给定一个字符串S,任务是找到字符串s是字符串s另一个不同的子串的字谜全部子。不同的子串意味着子串从不同的索引开始。
例子:
Input: S = “aba”
Output: a a ab ba
Explanation:
Following substrings are anagrams of another substring of the string S:
- “a”: Substring “a” is anagram of the substring “a”(= {S[0]}).
- “a”: Substring “a” is anagram of the substring “a”(= {S[2]}).

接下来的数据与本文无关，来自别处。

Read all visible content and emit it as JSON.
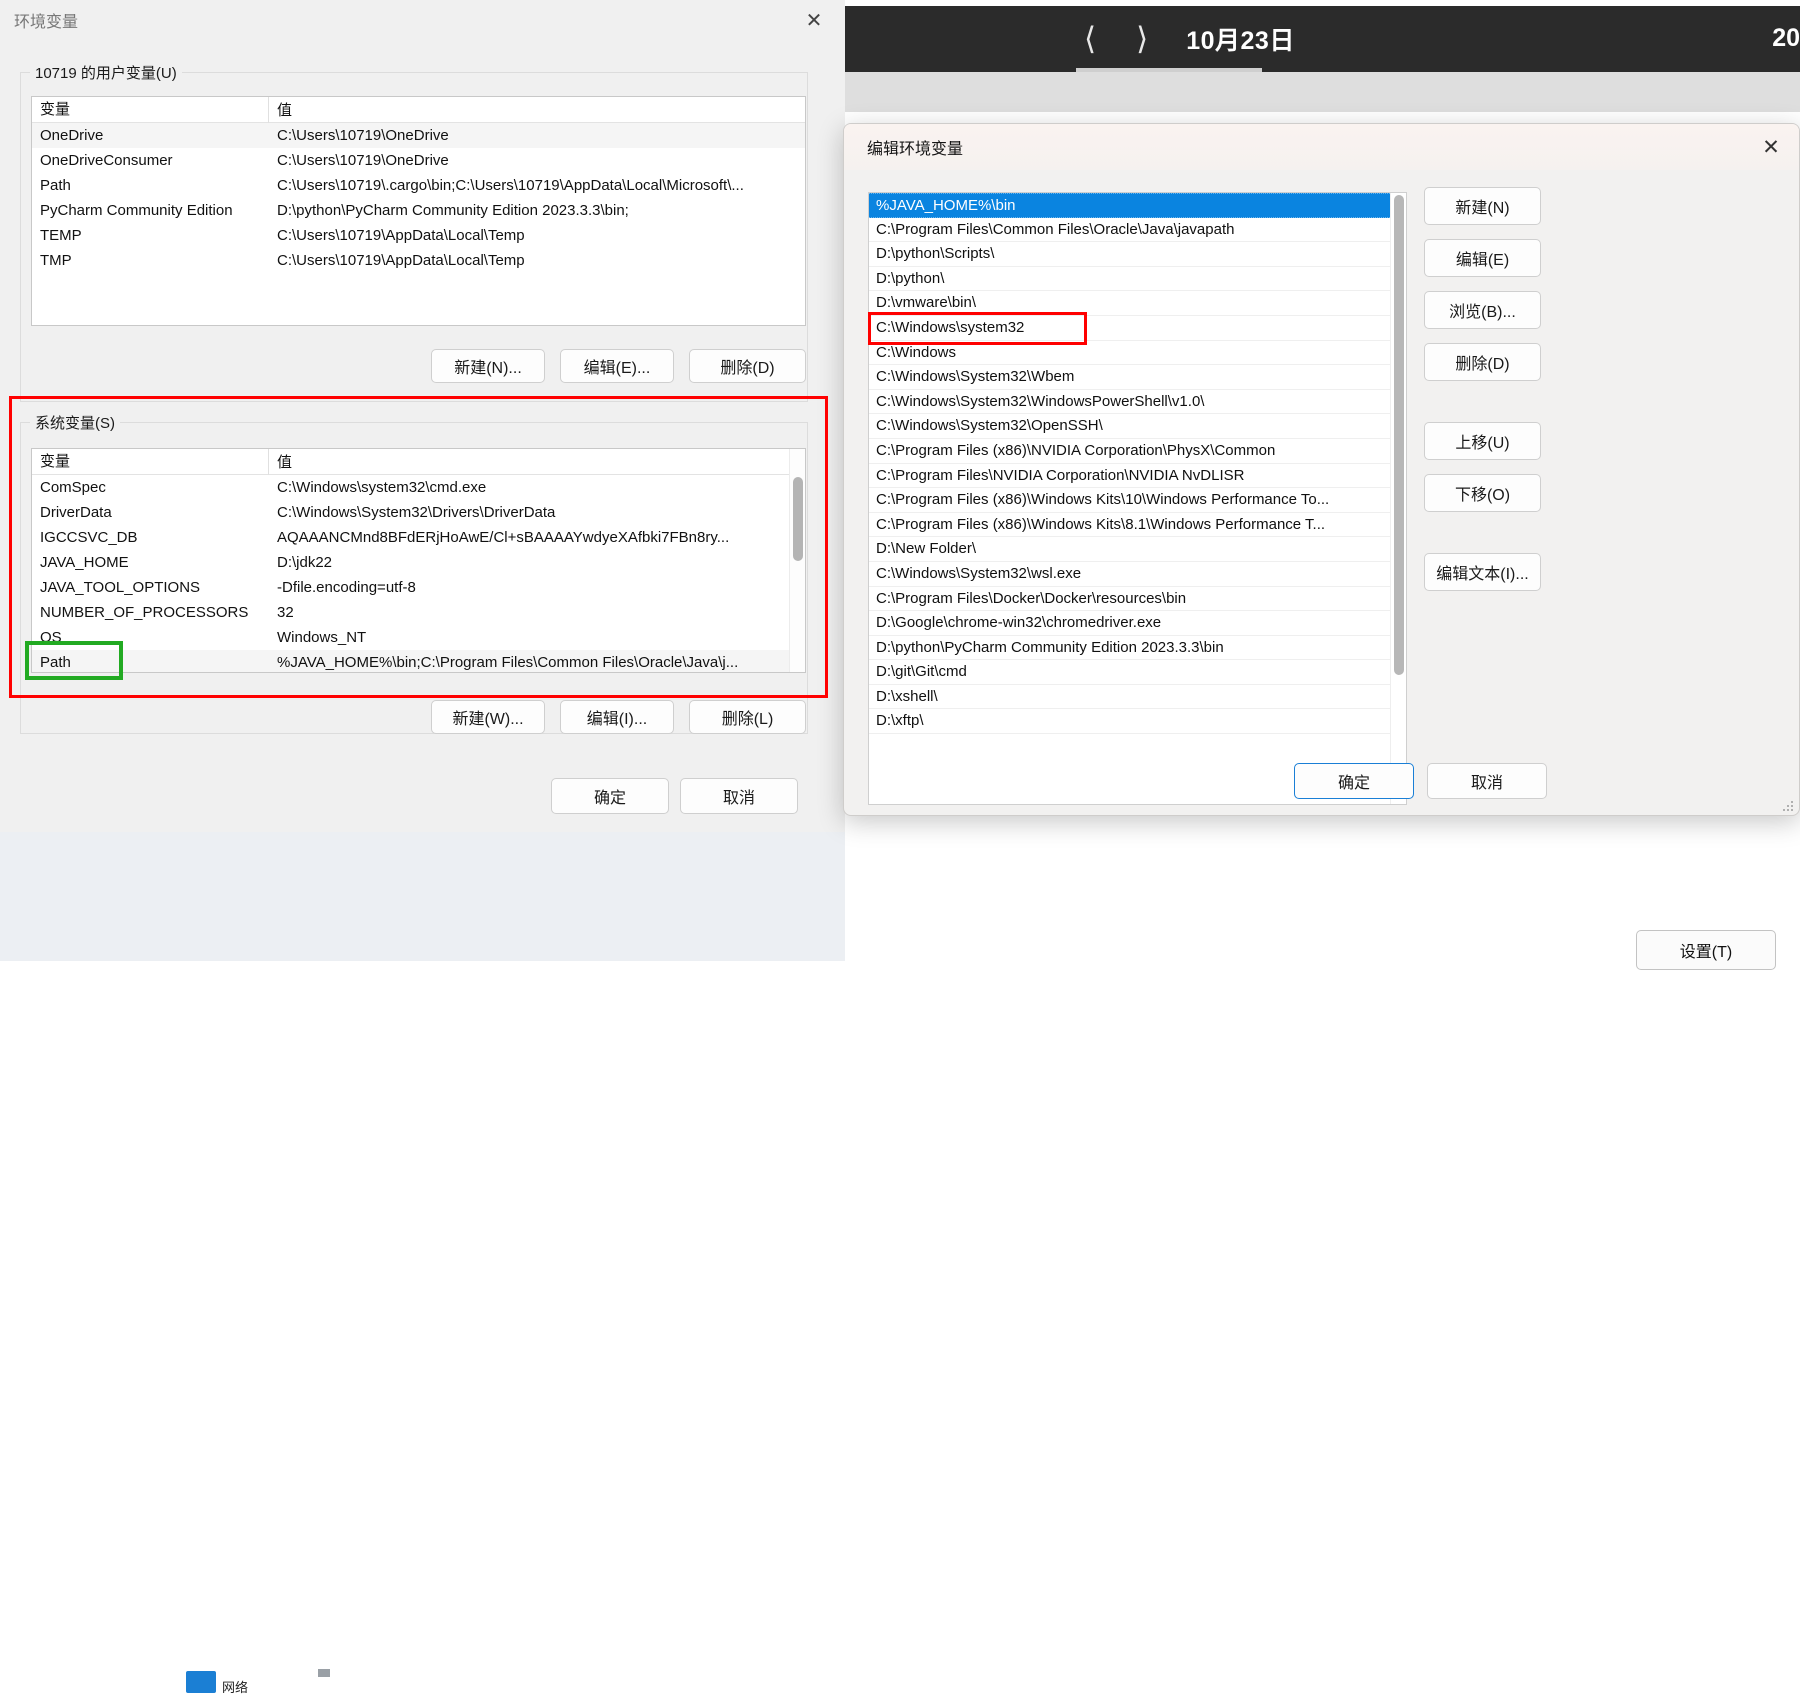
{
  "backdrop": {
    "date_nav": {
      "prev_icon": "chevron-left-icon",
      "next_icon": "chevron-right-icon",
      "date_label": "10月23日",
      "date_right_partial": "20"
    },
    "taskbar": {
      "item_label": "网络"
    },
    "settings_button": "设置(T)"
  },
  "env_dialog": {
    "title": "环境变量",
    "close_icon": "✕",
    "user_section": {
      "legend": "10719 的用户变量(U)",
      "columns": [
        "变量",
        "值"
      ],
      "rows": [
        {
          "name": "OneDrive",
          "value": "C:\\Users\\10719\\OneDrive"
        },
        {
          "name": "OneDriveConsumer",
          "value": "C:\\Users\\10719\\OneDrive"
        },
        {
          "name": "Path",
          "value": "C:\\Users\\10719\\.cargo\\bin;C:\\Users\\10719\\AppData\\Local\\Microsoft\\..."
        },
        {
          "name": "PyCharm Community Edition",
          "value": "D:\\python\\PyCharm Community Edition 2023.3.3\\bin;"
        },
        {
          "name": "TEMP",
          "value": "C:\\Users\\10719\\AppData\\Local\\Temp"
        },
        {
          "name": "TMP",
          "value": "C:\\Users\\10719\\AppData\\Local\\Temp"
        }
      ],
      "buttons": {
        "new": "新建(N)...",
        "edit": "编辑(E)...",
        "delete": "删除(D)"
      }
    },
    "system_section": {
      "legend": "系统变量(S)",
      "columns": [
        "变量",
        "值"
      ],
      "rows": [
        {
          "name": "ComSpec",
          "value": "C:\\Windows\\system32\\cmd.exe"
        },
        {
          "name": "DriverData",
          "value": "C:\\Windows\\System32\\Drivers\\DriverData"
        },
        {
          "name": "IGCCSVC_DB",
          "value": "AQAAANCMnd8BFdERjHoAwE/Cl+sBAAAAYwdyeXAfbki7FBn8ry..."
        },
        {
          "name": "JAVA_HOME",
          "value": "D:\\jdk22"
        },
        {
          "name": "JAVA_TOOL_OPTIONS",
          "value": "-Dfile.encoding=utf-8"
        },
        {
          "name": "NUMBER_OF_PROCESSORS",
          "value": "32"
        },
        {
          "name": "OS",
          "value": "Windows_NT"
        },
        {
          "name": "Path",
          "value": "%JAVA_HOME%\\bin;C:\\Program Files\\Common Files\\Oracle\\Java\\j..."
        }
      ],
      "selected_row": "Path",
      "buttons": {
        "new": "新建(W)...",
        "edit": "编辑(I)...",
        "delete": "删除(L)"
      }
    },
    "footer_buttons": {
      "ok": "确定",
      "cancel": "取消"
    }
  },
  "edit_dialog": {
    "title": "编辑环境变量",
    "close_icon": "✕",
    "path_entries": [
      "%JAVA_HOME%\\bin",
      "C:\\Program Files\\Common Files\\Oracle\\Java\\javapath",
      "D:\\python\\Scripts\\",
      "D:\\python\\",
      "D:\\vmware\\bin\\",
      "C:\\Windows\\system32",
      "C:\\Windows",
      "C:\\Windows\\System32\\Wbem",
      "C:\\Windows\\System32\\WindowsPowerShell\\v1.0\\",
      "C:\\Windows\\System32\\OpenSSH\\",
      "C:\\Program Files (x86)\\NVIDIA Corporation\\PhysX\\Common",
      "C:\\Program Files\\NVIDIA Corporation\\NVIDIA NvDLISR",
      "C:\\Program Files (x86)\\Windows Kits\\10\\Windows Performance To...",
      "C:\\Program Files (x86)\\Windows Kits\\8.1\\Windows Performance T...",
      "D:\\New Folder\\",
      "C:\\Windows\\System32\\wsl.exe",
      "C:\\Program Files\\Docker\\Docker\\resources\\bin",
      "D:\\Google\\chrome-win32\\chromedriver.exe",
      "D:\\python\\PyCharm Community Edition 2023.3.3\\bin",
      "D:\\git\\Git\\cmd",
      "D:\\xshell\\",
      "D:\\xftp\\"
    ],
    "selected_index": 0,
    "highlighted_index": 5,
    "side_buttons": [
      "新建(N)",
      "编辑(E)",
      "浏览(B)...",
      "删除(D)",
      "上移(U)",
      "下移(O)",
      "编辑文本(I)..."
    ],
    "footer_buttons": {
      "ok": "确定",
      "cancel": "取消"
    }
  },
  "annotations": {
    "colors": {
      "red": "#ff0000",
      "green": "#22aa22",
      "selection_blue": "#0a84e0"
    }
  }
}
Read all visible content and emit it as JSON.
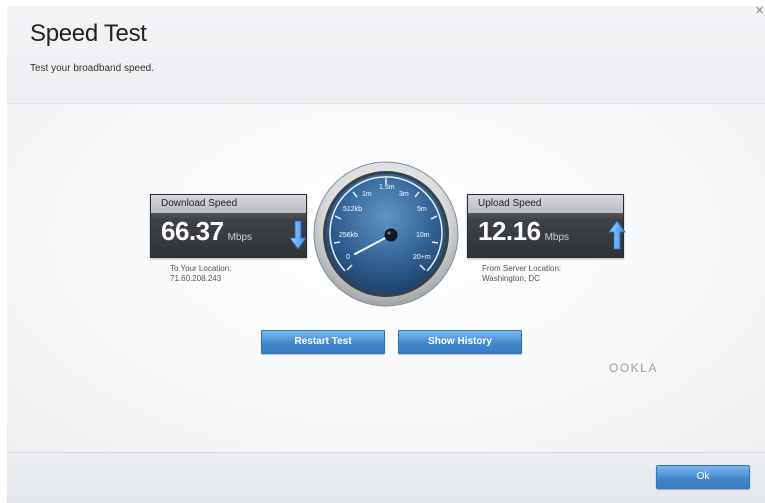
{
  "header": {
    "title": "Speed Test",
    "subtitle": "Test your broadband speed."
  },
  "download": {
    "label": "Download Speed",
    "value": "66.37",
    "unit": "Mbps",
    "location_label": "To Your Location:",
    "location_value": "71.60.208.243"
  },
  "upload": {
    "label": "Upload Speed",
    "value": "12.16",
    "unit": "Mbps",
    "location_label": "From Server Location:",
    "location_value": "Washington, DC"
  },
  "gauge": {
    "ticks": [
      "0",
      "256kb",
      "512kb",
      "1m",
      "1.5m",
      "3m",
      "5m",
      "10m",
      "20+m"
    ]
  },
  "buttons": {
    "restart": "Restart Test",
    "history": "Show History",
    "ok": "Ok"
  },
  "branding": {
    "logo": "OOKLA"
  },
  "colors": {
    "accent": "#3f86cd",
    "panel": "#3a3e42"
  }
}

- “ab”: Substring “ab” is anagram of the substring “ba”(= {S[1], S[2]}).
- “ba”: Substring “ba” is anagram of the substring “ab”(= {S[0], S[2]}).
Input: S = “abcd”
Output: []
方法:给定的问题可以通过使用 Hashing 来解决,方法是存储字符串S的每个子串的变位词并打印结果子串。按照以下步骤解决给定的问题:
- 初始化一个 HashMap,它存储字符串S的每个子串的所有字谜。
- 生成 S 的所有可能子字符串,对于每个子字符串,假设str将子字符串存储在与键映射的 HashMap 中作为排序字符串str 。
- 遍历HashMap和打印所有与它与每个字符串相关的字符串的数量至少为1每个键关联的字符串。
下面是上述方法的实现:
Python3
# Python program for the above approach
import collections
# Function to find all the substrings
# whose anagram exist as a different
# subtring in S
def findAnagrams(S):
# Stores the lists of anagrams of
# each substring of S
Map = collections.defaultdict(list)
# Stores the length of S
N = len(S)
# Generate all substrings of S
for i in range(N):
for j in range(i, N):
# Store the current substring
# of the string S
curr = S[i: j + 1]
# Key is the sorted substring
key = "".join(sorted(curr))
# Add the sorted substring
# to the dictionary
Map[key].append(curr)
# Store the final result
result = []
# Iterate over values of dictionary
for vals in Map.values():
# If length of list > 1
if len(vals) > 1:
# Print all the strings
for v in vals:
print(v, end =" ")
# Driver Code
S = "aba"
findAnagrams(S)输出:
ab ba a a
时间复杂度: O(N 3 )
辅助空间: O(N 2 )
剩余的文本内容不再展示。